We could get fat from animals, but the bony rabbits and scrawny chickens around here wouldn’t provide much fat per serving, plus we only got to eat meat once or twice a month. We had more fresh eggs now. Surely, they contained a bit of fat.
I’d always been stressed about cooking oil, but now I became obsessed with it. I spent days digging through books. Finally, I found instructions about pressing peanut and sunflower oils. I got the crew to start planting sunflowers. They would grow fast and could be put almost anywhere as long as they had sun. We could plant peanuts next spring.

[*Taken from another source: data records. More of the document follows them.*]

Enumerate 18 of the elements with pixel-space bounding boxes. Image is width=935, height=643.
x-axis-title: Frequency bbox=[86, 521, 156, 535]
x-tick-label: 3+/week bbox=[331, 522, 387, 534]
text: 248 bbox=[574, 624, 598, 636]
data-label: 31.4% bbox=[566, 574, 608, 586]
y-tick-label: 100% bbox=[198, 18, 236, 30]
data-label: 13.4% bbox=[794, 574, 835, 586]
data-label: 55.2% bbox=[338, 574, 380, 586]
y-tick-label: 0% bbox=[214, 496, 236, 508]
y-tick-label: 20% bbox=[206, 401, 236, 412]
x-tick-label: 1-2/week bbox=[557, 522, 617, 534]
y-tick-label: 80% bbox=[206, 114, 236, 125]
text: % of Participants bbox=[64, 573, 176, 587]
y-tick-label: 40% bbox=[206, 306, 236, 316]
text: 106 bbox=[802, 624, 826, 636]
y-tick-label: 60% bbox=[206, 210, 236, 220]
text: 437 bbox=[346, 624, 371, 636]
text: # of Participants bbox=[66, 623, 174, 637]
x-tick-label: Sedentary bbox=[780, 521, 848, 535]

On top of our food losses from thievery and bullets, something was terribly wrong with our tomatoes. They had a blight or fungus. From photos I found in gardening books, the tomato diseases seemed impossible to distinguish. We tried different remedies—spraying water mixed with baking soda and dish soap, painstakingly removing blighted leaves—while the tomato plants continued to blotch and wither, and the few tomatoes we harvested were full of black splotches. We needed more biodiversity to protect us from a disease like this, which might affect one variety of tomatoes but spare others. I had heirloom varieties of tomato seed we could try.